DE NOTRE CORRESPONDANTE
PHYSIOLOGIQUEMENT, l’adolescence est une période de grande mutation. Elle se déroule de surcroît dans une société confrontée à un profond changement depuis vingt ans. D’où certaines incompréhensions, et une forte inquiétude des sociétés occidentales face à des comportements qui déroutent.
Pour mieux comprendre ces tensions, les organisateurs de ce colloque ont eu l’idée de croiser les regards de différents professionnels : durant trois jours, sociologues, pédopsychiatres et philosophes et éducateurs ont débattu de l’adolescence avec une approche pluridisciplinaire.
Pour le sociologue Didier Lapeyronnie (université de Bordeaux-II), les tensions liées à l’adolescence ont été aggravées par la crise que vit notre société : «Le processus de socialisation a profondément changé depuis vingt ans. Auparavant, le passage à l’âge adulte passait à la fois par la formation de la personnalité et l’acquisition des compétences. Or, ces deux phénomènes aujourd’hui se séparent. La vie juvénile ne se situe plus dans l’apprentissage destiné à acquérir un statut social. Elle est ailleurs. D’où des tensions accrues, car les personnalités se forment sans l’acquisition parallèle de compétences.»
La société française est de plus en plus riche, mais avec une mobilité sociale fermée depuis 1980. Les adolescents se trouvent donc partagés entre une pression familiale très forte et une société incapable d’ouvrir ses portes aux jeunes. Pour ce sociologue, «la crise actuelle de l’adolescence est plutôt une crise sociale.
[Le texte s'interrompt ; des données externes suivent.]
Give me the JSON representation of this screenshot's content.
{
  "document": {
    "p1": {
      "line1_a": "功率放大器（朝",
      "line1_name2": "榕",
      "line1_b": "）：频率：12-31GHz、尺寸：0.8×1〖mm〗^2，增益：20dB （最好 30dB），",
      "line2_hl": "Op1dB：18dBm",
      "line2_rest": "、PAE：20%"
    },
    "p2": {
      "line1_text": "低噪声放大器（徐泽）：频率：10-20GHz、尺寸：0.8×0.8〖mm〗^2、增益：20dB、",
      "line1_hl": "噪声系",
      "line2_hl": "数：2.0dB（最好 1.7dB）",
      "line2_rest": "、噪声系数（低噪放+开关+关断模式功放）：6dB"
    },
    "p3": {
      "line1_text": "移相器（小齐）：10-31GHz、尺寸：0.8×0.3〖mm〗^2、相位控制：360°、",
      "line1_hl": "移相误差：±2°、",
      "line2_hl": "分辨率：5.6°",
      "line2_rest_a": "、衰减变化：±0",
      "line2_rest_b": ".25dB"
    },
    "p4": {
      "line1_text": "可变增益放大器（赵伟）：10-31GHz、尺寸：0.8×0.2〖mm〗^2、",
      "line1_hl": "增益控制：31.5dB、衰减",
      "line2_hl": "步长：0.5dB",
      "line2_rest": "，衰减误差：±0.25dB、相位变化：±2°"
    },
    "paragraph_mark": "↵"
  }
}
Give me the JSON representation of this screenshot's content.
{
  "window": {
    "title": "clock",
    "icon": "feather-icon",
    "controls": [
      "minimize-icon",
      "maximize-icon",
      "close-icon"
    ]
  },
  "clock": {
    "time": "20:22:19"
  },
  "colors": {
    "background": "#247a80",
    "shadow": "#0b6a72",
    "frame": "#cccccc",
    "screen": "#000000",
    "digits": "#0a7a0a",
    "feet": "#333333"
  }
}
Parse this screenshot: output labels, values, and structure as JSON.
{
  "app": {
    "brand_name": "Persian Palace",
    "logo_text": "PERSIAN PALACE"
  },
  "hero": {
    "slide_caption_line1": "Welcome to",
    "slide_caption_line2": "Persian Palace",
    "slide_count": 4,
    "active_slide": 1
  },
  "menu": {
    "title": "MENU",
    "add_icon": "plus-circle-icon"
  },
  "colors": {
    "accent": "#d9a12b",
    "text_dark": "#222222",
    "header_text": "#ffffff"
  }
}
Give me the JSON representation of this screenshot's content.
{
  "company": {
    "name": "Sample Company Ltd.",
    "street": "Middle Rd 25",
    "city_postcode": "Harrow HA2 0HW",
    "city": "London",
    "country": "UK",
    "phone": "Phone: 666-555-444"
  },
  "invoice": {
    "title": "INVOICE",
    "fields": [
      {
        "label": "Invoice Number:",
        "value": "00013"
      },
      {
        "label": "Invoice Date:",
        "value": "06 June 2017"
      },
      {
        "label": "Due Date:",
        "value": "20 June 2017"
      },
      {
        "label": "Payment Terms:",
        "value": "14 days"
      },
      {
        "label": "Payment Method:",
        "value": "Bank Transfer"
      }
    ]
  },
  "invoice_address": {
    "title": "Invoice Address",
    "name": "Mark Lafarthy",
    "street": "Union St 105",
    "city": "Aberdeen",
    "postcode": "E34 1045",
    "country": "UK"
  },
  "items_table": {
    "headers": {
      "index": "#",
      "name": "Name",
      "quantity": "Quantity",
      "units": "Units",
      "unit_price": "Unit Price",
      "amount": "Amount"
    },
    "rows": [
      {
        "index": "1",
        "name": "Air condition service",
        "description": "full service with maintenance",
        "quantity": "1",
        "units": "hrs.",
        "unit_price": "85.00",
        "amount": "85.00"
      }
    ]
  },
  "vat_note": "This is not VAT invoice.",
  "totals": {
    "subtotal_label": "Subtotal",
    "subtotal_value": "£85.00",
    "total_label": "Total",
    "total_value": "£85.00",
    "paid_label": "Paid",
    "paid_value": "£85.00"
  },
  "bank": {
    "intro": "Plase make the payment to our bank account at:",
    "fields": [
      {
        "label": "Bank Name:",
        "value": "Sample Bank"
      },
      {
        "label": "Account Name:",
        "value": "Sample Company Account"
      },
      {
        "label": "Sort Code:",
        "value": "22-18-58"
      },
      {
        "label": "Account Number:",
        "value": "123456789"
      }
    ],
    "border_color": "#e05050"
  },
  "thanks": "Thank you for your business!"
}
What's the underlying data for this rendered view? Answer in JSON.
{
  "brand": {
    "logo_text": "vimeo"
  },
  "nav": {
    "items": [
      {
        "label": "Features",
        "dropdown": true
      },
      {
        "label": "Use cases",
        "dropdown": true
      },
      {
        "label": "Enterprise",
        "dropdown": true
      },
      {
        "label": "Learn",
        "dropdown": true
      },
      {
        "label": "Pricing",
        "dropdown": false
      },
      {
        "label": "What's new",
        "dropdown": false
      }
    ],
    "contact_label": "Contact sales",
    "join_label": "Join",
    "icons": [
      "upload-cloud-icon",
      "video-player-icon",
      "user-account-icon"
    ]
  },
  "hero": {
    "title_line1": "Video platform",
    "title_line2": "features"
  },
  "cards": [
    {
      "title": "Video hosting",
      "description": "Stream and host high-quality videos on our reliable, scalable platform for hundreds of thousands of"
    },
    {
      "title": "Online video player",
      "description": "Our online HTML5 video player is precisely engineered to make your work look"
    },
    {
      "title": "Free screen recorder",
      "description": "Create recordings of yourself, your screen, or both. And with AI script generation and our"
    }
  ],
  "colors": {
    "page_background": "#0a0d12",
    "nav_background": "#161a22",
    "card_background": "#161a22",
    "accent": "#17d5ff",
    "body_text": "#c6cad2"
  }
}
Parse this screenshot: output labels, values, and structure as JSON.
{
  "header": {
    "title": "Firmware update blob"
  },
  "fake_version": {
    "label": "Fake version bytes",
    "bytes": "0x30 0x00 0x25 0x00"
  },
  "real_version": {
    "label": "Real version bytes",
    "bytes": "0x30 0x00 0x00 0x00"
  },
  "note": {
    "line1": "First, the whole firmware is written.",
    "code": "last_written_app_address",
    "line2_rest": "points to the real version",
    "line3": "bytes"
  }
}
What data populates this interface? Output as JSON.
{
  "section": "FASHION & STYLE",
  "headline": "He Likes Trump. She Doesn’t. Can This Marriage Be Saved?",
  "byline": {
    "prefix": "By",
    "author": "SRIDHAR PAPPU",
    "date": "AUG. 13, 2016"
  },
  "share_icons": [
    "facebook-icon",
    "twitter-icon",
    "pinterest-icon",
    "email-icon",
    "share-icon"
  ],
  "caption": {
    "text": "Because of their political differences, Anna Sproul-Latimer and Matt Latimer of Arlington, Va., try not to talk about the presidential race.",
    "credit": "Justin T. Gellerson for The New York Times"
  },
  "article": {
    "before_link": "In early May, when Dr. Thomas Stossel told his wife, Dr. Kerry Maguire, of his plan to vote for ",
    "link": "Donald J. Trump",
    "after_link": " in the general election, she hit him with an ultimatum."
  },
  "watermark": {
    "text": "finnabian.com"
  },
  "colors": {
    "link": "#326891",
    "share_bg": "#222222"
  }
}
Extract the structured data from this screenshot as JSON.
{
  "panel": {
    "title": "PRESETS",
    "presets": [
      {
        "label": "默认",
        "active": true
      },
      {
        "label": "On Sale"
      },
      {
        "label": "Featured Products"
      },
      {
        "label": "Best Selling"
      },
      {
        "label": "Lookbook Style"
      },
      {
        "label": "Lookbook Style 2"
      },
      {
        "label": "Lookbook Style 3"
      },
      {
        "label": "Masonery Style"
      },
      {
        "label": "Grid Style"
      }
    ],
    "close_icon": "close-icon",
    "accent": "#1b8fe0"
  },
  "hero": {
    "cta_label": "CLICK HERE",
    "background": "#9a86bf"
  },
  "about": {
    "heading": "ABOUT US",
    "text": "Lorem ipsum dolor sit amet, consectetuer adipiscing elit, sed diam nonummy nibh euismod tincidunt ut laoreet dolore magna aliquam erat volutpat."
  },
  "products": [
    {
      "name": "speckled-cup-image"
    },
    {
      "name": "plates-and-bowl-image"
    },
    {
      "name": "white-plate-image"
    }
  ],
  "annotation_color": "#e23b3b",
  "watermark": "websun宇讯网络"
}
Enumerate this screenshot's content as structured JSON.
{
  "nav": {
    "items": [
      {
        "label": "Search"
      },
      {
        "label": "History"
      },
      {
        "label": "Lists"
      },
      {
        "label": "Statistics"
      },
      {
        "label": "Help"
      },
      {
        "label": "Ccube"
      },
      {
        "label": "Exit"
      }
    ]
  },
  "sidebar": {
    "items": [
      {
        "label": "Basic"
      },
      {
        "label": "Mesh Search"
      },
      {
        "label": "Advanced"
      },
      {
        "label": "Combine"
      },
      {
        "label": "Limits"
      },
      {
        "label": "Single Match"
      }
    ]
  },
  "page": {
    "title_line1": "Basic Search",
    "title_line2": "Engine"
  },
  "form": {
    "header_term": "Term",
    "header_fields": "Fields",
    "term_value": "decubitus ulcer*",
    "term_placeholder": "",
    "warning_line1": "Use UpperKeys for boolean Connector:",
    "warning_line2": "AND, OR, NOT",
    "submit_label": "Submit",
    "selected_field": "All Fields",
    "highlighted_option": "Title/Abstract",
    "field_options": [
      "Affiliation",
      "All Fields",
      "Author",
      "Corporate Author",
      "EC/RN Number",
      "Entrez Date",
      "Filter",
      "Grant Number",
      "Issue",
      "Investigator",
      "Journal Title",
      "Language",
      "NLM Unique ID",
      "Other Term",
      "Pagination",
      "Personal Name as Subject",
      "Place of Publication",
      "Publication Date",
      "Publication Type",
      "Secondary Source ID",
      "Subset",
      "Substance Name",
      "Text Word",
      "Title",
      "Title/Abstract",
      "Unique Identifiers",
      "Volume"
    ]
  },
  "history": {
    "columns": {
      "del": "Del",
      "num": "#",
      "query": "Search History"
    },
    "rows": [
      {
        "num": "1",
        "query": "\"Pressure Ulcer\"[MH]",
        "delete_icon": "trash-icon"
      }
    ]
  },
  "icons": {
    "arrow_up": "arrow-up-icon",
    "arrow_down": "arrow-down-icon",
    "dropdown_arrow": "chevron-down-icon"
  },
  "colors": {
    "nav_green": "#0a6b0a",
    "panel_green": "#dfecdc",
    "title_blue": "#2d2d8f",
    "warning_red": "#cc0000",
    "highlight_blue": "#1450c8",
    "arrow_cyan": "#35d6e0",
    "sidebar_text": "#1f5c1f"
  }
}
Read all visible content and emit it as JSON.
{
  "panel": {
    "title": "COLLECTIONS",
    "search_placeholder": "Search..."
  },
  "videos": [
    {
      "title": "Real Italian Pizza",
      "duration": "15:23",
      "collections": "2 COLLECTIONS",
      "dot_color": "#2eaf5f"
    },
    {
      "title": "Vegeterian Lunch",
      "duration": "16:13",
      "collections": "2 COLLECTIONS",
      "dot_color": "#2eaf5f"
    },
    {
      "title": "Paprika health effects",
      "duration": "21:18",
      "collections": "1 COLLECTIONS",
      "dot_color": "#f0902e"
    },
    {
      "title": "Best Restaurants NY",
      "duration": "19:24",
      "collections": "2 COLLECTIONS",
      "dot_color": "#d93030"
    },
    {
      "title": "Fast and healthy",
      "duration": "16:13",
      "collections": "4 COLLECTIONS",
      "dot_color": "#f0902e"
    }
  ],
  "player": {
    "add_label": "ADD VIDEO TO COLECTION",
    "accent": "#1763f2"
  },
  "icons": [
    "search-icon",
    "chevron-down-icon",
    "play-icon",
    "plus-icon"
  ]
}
Pressés de toutes parts, les jeunes n’ont plus le plaisir d’étudier. Leur seule volonté est de desserrer l’étau».
Philippe Jeammet, professeur de pédopsychiatrie au Chru de Paris-VI, a une vision moins sociale de l’adolescence. A ses yeux, celle-ci est avant tout une prise de distance vis-à-vis des parents. «A l’adolescence, le jeune perd la protection de l’enfance et doit montrer ce dont il est capable. C’est l’heure des comptes! Les plus fragiles sont habités par la peur: prendre cette distance les confronte à leur peur de se trouver seuls face à eux-mêmes. Quinze à 20% d’entre eux vont alors se tourner vers la destruction.»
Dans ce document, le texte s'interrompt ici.